Source: The Herald – Breaking news.

Michael Tome
Business Reporter
The RESERVE Bank of Zimbabwe (RBZ), says the economy is in good stead to support a stable exchange rate and has vowed to stay the course of a tight monetary policy stance to restore and maintain macroeconomic stability.Addressing participants at the Zimbabwe Economic Society (ZES) convention dubbed, “The quest for exchange rate and price stability: an assessment of recent policy measures, director of economic research and policy at RBZ, Dr Nebson Mupunga said the current economic fundamentals were strong enough to engender a more stable exchange rate.
He said the country’s current account and balance of payments were positive, adding the Government’s fiscal plan had been designed to contain the budget deficit at less than three percent over the past four years.
Spending far beyond the budgeted amounts, a regular occurrence prior to the coming in of the incumbent Government, was often blamed for driving inflation in the economy due to excessive liquidity.
Dr Mupunga also said the economy was projected to grow by more than 3, 8 percent owing to good performance in the tobacco and agriculture sector in general coupled with growth in the manufacturing sector’s capacity utilisation at 56 percent.
Zimbabwe’s external sector performance has also been solid after the country shipped nearly US$10 billion last year, which should ordinarily translate to strong exchange rate.

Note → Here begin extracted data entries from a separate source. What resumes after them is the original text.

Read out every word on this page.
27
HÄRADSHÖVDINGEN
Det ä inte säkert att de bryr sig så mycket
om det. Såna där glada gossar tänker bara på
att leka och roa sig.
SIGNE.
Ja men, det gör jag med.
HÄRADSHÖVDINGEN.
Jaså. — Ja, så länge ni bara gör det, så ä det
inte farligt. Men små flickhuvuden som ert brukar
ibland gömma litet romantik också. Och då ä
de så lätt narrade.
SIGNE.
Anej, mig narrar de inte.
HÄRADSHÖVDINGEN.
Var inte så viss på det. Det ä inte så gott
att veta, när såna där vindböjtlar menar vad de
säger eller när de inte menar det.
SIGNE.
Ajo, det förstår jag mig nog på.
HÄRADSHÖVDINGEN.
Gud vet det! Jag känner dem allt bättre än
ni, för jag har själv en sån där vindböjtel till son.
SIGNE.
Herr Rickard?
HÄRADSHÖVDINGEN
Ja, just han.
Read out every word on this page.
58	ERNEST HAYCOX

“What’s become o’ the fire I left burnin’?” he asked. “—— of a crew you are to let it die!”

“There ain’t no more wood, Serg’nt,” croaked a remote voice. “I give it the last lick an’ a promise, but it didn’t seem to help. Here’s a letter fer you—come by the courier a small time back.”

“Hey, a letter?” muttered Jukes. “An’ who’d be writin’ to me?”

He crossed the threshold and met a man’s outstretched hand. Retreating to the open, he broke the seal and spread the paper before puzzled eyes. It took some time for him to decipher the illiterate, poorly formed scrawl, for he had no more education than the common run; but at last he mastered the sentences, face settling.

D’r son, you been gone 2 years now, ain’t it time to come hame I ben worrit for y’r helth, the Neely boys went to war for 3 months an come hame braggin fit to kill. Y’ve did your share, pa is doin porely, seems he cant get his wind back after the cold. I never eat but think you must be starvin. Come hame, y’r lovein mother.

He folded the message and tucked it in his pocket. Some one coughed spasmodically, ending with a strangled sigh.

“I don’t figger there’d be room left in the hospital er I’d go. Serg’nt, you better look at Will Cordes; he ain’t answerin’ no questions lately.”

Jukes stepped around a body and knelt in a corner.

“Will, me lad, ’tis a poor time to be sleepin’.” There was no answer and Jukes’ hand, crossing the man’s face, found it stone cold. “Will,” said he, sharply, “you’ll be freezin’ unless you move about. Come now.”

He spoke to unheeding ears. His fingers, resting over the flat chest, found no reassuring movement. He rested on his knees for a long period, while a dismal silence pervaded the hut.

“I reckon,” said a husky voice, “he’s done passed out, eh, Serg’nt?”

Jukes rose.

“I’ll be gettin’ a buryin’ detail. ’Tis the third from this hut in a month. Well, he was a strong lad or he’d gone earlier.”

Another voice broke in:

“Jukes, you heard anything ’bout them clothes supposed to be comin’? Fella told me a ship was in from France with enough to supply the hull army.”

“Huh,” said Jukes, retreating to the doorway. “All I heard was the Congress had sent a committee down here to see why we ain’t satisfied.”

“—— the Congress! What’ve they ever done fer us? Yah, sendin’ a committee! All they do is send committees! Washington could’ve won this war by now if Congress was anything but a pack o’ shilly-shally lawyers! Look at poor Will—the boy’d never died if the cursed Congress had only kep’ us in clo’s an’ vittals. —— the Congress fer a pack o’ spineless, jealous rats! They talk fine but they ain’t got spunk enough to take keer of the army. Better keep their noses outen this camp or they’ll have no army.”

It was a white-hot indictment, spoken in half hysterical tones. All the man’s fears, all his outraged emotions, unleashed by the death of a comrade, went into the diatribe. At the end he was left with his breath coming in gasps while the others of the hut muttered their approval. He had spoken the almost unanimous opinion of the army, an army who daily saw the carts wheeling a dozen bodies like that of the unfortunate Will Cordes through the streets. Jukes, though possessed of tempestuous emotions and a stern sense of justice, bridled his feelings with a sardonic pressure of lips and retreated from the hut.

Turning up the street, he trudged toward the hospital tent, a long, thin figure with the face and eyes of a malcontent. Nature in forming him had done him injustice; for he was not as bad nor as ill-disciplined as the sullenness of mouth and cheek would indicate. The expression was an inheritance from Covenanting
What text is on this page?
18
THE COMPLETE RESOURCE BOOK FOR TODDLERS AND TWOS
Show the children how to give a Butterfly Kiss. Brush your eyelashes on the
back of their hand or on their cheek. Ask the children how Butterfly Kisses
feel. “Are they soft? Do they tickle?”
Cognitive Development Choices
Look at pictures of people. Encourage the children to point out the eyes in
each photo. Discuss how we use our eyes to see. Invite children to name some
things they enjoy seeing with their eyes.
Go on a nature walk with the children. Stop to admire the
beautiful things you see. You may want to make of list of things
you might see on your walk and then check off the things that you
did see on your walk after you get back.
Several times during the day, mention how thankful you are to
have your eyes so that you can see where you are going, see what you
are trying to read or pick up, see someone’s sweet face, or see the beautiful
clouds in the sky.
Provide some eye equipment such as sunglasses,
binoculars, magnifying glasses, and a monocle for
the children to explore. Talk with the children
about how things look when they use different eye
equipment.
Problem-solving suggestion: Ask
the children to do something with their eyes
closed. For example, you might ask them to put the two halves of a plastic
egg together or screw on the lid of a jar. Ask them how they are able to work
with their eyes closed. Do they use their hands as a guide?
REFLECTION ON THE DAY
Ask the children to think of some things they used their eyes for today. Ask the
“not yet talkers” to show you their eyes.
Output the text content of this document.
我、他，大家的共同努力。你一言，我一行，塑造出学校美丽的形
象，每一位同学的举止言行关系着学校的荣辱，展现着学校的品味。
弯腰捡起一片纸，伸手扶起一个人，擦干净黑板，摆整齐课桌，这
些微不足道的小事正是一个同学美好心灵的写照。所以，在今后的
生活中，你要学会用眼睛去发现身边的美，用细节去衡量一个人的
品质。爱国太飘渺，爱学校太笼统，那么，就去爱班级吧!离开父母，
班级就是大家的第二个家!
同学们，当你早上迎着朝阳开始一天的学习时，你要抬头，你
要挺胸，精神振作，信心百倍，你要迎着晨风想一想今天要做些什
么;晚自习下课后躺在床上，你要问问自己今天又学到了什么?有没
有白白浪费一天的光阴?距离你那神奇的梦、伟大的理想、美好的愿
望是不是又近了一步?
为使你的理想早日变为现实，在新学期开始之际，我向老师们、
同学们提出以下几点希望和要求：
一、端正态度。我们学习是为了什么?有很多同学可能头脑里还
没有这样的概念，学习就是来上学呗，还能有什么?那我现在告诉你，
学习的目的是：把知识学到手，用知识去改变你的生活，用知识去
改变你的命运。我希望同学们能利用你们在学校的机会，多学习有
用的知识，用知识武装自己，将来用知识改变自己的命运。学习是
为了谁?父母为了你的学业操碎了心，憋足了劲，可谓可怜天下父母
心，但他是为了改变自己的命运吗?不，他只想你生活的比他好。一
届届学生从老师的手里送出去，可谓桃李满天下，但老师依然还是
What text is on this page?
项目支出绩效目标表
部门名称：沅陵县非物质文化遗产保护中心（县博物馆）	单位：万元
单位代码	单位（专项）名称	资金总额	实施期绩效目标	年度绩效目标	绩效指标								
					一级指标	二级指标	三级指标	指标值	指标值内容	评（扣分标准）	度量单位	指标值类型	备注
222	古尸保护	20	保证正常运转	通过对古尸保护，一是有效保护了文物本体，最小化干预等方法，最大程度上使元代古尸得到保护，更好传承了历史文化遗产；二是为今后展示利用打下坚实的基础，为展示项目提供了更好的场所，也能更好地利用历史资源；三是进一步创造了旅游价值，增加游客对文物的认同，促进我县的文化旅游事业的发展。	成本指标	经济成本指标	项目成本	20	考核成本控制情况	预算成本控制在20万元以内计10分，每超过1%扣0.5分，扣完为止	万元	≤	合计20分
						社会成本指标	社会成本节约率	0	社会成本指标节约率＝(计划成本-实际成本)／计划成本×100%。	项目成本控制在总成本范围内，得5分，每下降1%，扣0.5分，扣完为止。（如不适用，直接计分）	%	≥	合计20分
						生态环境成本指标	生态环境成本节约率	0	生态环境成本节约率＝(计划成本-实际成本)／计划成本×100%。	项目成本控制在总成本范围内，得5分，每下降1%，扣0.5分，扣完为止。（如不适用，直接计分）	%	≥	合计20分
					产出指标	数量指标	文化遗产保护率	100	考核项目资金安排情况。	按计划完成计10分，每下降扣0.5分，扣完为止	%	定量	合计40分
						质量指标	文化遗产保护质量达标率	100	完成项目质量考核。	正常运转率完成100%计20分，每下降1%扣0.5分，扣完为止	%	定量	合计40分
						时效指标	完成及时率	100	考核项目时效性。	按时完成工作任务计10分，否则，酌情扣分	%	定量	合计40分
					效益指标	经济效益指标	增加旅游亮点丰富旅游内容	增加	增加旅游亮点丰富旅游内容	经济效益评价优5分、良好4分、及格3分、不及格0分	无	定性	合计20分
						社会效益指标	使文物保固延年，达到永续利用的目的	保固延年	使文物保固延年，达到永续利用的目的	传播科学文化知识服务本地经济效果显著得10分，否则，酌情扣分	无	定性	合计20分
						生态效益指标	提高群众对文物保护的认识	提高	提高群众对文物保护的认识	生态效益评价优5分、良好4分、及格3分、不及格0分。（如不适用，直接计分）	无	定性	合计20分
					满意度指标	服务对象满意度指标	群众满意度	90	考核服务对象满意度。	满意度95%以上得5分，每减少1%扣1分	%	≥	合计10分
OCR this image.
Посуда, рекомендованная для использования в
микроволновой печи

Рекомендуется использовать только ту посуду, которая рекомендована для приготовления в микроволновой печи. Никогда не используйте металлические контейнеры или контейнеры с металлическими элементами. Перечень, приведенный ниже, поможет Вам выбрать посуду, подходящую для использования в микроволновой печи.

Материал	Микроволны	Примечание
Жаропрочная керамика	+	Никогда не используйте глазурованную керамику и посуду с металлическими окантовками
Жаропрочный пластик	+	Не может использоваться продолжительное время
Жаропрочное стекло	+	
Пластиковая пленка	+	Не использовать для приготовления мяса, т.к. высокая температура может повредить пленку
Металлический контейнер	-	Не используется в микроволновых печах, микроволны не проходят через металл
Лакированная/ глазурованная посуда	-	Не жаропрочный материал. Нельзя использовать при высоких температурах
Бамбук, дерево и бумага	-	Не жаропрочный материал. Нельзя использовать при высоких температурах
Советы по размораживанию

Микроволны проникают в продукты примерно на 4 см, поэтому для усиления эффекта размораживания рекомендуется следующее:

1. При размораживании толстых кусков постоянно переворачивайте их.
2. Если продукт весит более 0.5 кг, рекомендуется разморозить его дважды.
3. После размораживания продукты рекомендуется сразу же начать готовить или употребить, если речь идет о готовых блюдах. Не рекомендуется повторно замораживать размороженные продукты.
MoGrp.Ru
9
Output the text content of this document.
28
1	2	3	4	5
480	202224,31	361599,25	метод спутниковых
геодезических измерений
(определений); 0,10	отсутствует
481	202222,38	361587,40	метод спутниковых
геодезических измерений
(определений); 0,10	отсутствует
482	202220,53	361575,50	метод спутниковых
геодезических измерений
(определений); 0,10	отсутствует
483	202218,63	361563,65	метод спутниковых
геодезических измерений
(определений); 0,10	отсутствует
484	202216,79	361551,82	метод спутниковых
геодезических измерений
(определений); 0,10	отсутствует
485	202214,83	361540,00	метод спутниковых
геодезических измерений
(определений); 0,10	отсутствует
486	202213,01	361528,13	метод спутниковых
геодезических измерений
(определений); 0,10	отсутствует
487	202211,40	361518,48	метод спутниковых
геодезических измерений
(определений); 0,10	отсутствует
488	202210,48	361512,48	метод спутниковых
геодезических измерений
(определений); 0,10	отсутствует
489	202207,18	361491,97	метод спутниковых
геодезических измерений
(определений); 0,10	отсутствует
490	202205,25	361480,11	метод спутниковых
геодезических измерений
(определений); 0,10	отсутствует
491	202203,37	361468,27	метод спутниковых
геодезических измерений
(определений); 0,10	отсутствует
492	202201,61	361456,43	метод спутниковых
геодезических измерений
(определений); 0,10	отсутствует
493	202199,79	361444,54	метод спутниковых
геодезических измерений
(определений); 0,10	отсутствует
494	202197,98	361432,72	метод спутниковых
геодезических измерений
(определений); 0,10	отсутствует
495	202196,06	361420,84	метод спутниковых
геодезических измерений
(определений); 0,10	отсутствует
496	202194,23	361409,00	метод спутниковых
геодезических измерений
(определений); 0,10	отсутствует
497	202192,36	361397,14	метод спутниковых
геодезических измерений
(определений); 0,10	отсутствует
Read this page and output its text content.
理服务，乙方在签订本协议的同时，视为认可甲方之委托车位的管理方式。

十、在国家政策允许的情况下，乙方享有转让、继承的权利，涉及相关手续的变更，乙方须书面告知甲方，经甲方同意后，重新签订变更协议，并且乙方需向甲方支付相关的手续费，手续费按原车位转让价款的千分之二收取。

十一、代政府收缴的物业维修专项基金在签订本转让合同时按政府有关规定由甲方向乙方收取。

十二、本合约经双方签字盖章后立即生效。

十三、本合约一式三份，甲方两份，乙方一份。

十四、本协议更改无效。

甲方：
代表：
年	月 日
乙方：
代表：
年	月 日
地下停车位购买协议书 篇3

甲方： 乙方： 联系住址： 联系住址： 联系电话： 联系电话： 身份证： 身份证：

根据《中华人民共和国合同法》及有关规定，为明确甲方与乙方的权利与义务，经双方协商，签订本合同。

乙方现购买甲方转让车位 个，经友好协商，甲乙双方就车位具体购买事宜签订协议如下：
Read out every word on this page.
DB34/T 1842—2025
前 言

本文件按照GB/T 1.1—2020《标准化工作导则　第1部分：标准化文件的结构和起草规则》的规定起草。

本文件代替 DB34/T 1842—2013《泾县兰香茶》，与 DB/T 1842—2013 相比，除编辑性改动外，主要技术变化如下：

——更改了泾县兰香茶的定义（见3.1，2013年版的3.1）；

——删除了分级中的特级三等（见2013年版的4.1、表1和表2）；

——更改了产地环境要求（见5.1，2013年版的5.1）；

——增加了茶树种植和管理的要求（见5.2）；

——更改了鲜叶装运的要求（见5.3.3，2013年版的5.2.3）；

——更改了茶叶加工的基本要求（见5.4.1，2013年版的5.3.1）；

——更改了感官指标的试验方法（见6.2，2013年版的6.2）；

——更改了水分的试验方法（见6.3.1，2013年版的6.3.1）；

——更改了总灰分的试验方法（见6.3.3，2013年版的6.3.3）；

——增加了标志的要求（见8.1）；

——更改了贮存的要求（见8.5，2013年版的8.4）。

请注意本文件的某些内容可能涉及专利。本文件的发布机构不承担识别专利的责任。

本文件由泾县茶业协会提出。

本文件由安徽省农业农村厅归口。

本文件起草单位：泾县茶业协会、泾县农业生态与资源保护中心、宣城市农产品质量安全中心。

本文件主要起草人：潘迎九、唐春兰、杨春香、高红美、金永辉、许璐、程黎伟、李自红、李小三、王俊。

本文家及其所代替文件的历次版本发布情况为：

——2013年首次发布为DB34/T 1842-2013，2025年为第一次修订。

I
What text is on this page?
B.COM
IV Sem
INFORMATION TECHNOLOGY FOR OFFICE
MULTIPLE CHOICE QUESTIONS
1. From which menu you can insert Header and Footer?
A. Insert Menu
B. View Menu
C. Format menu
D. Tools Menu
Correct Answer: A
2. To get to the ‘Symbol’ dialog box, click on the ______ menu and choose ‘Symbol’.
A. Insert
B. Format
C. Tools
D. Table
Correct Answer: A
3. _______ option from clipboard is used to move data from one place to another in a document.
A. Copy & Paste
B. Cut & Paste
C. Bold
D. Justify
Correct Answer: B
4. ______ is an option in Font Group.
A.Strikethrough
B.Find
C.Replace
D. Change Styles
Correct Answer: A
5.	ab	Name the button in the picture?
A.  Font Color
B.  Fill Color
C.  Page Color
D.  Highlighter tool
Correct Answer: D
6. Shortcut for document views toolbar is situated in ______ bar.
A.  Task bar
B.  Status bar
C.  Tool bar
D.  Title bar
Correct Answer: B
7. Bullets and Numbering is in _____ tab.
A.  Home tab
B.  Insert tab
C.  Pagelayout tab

“This means that economic indicators are still strong to support a stable exchange rate, we still believe that the economy is in a healthy position to sustain a stable exchange rate,” added Dr Mupunga.
The remarks come as the central bank has been rolling out policy pronouncements, which include liberalisation of the foreign currency, to arrest exchange rate volatility and price increases.
It also refined the auction to a true Dutch System, increasing the bank policy rate from 140 percent to 150 percent and allowing retailers to retain 100 percent forex from domestic sales, among others.
On its part, the Treasury assumed all external payment obligations, allowed duty and tax-free imports of 10 basic commodities, reduced the intermediated money transfer tax while exporters’ surrender portion will be paid from the national budget.
The bank attributes the exchange rate volatility to behavioural factors at a time inflation has also been increasing and alternative value preservation instruments remain limited.
According to the central bank, the full implementation of recent stabilisation measures will go a long way in restoring demand and confidence in the local currency, stabilise the exchange rate, and inflation.
Dr Mupunga also said the central bank was confident that the newly instituted measures will yield a positive result.
“The sustained tightening of monetary policy will help further anchor inflation expectations, and flexibility in the exchange rate will play the much-needed shock absorption role in the supply and demand dynamics of foreign currency.
“So, overall as the central bank and also I understand that the same with fiscal authorities, we are staying the course of a tight monetary policy stance to restore and maintain macroeconomic stability,” said Dr Mupunga.
Speaking at the same event, Dr Ithiel Mavesere from the University of Zimbabwe Economics Department, said responsible authorities should get back to the basics like promoting productivity to strengthen the exchange rate and pricing levels.
“Determinants of the exchange rate is what we produce, are we producing things that attract those with foreign currency to come and buy, we need to be producing enough,” said Dr Mavesere.